This page contains details of and links to all the data dumps of the OpenCitations Meta and OpenCitations Index. They are made available online by means of the support of Figshare and of the Internet Archive.
The OpenCitations Meta database stores and delivers bibliographic metadata for all publications involved in the OpenCitations Index.
This dataset's dump, created on 2024-04-06, enhances its previous version by incorporating OpenAlex IDs, leveraging data from the OpenAlex dump available at https://openalex.s3.amazonaws.com/browse.html. This dump includes information on:
114,703,611 bibliographic entities
343,715,548 authors and 2,533,136 editors (counted by their roles, without disambiguating individuals)
711,711 publication venues
241,783 publishers
Type and format | Archive | Size |
---|---|---|
Metadata (CSV) | ZIP | 11 GB (46 GB zipped) on ext4 |
Metadata and provenance (RDF) | XZ (LZMA2 compression algorithm) | 29 GB (43 GB compressed) on ext4 |
In addition, a CSV dump containing a mapping between all the bibliographic resources identified by an OMID (e.g., br/12345) and their corresponding PID(s) (e.g., DOI, PMID)
BR OMID map (CSV) | ZIP | 4.4 GB (1.7 GB zipped) |
Dump created on 2023-11-29. Compared to the previous dump, this one adds the metadata contained in the Japan Link Center (JaLC). Dump available in CSV (metadata) format.
Dump created on 2023-10-24. Compared to the previous dump, this one adds the metadata contained in OpenAIRE and in the Crossref dump dated September 2023.Dump available in CSV (metadata) and JSON-LD (metadata and provenance) formats.
Dump created on 2023-06-28. Compared to the previous dump, this one adds the metadata contained in the dump of NIH Open Citation Collection dated November 2022. Dump available in CSV (metadata) and JSON-LD (metadata and provenance) formats.
Dump created on 2023-02-24. Compared to the previous dump, this one adds the metadata contained in the last dump of DataCite dated 22 October 2021. Dump available in CSV (metadata) and JSON-LD (metadata and provenance) formats.
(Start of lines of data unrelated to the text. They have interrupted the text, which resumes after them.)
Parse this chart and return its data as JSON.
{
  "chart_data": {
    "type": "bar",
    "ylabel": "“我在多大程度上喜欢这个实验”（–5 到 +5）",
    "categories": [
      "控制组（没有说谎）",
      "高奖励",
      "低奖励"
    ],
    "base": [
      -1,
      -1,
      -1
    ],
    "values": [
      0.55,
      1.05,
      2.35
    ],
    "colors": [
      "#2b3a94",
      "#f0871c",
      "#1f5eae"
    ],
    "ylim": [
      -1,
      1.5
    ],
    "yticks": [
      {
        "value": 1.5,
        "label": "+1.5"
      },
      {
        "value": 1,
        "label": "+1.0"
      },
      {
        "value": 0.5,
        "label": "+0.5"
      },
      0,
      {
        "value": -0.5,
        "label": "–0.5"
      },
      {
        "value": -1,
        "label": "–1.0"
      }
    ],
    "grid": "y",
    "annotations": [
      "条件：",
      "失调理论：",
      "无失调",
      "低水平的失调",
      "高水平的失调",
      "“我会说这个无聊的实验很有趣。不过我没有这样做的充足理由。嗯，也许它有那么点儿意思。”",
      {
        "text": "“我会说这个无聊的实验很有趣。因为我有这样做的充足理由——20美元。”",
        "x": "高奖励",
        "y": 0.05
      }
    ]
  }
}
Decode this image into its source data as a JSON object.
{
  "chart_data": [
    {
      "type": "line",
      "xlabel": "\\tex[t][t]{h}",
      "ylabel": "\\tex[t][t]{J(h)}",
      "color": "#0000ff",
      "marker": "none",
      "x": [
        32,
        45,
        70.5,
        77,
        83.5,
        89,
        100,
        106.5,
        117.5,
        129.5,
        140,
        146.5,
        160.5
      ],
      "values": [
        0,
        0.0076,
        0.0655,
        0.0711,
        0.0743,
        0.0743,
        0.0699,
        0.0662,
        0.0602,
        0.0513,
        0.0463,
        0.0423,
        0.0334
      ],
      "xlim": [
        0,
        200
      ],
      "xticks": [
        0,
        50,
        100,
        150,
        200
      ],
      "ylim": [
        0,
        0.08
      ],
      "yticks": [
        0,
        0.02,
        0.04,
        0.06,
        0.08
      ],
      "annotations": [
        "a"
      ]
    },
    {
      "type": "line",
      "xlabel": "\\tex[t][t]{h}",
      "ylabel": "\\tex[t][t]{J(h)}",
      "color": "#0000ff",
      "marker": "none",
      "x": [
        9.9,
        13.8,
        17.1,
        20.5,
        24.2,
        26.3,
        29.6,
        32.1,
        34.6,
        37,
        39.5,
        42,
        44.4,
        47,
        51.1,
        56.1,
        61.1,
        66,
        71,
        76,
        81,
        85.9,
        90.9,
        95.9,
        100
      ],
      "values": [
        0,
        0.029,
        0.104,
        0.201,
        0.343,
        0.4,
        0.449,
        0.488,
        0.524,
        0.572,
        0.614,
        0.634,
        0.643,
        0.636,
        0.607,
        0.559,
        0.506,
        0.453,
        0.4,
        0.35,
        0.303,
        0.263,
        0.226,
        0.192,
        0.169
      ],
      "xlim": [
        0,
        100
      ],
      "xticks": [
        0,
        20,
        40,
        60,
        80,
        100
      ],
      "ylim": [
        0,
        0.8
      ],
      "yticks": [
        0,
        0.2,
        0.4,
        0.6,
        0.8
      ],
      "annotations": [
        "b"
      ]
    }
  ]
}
Dump created on 2022-12-20, based on open references to works with DOIs within the Crossref dump dated December 2022. Dump available in CSV (metadata) and JSON-LD (metadata and provenance) formats.
The OpenCitations Index stores OMID-to-OMID references representing all the references gathered from several sources.
Dump created on 2023-11-29. Compared to the previous dump, this one adds the citation data contained in the Japan Link Center (JaLC) and in the Crossref dump dated September 2023. This dump includes information on:
89,920,081 bibliographic resources;
1,975,552,846 citations;
Type and format | Archive | Size |
---|---|---|
Citation data (CSV) | ZIP | 171 GB (26.8 GB zipped) |
Citation data (N-Triple) | ZIP | 1.4 TB (62.3 GB zipped) |
Citation data (Scholix) | ZIP | 1.7 TB (37 GB zipped) |
Provenance data (CSV) | ZIP | 14 GB (312 GB zipped) |
Provenance data (N-Triple) | ZIP | 2.5 TB (79 GB zipped) |
In addition:
Type and format | Archive | Size |
---|---|---|
Citation data sources' info (N-Triple): information regarding the data source collection (e.g., COCI, DOCI, POCI, etc) of all the citation data | ZIP | 351 GB (19 GB zipped) |
Citation count data (CSV): the number of incoming citations to each bibliographic entity (identified by an OMID) in OpenCitations Index | ZIP | 1.7 GB (0.4 GB zipped) |
Reference count data (CSV): the number of references of each bibliographic entity (identified by an OMID) in OpenCitations Index | ZIP | 1.7 GB (0.35 GB zipped) |
Dump created on 2023-10-25. Dump available in CSV (citation data), N-Triple (citation data), SCHOLIX (citation data), CSV (provenance data), and N-Triple (provenance data). In addition, a N-Triple dump containing information regarding the data source collection.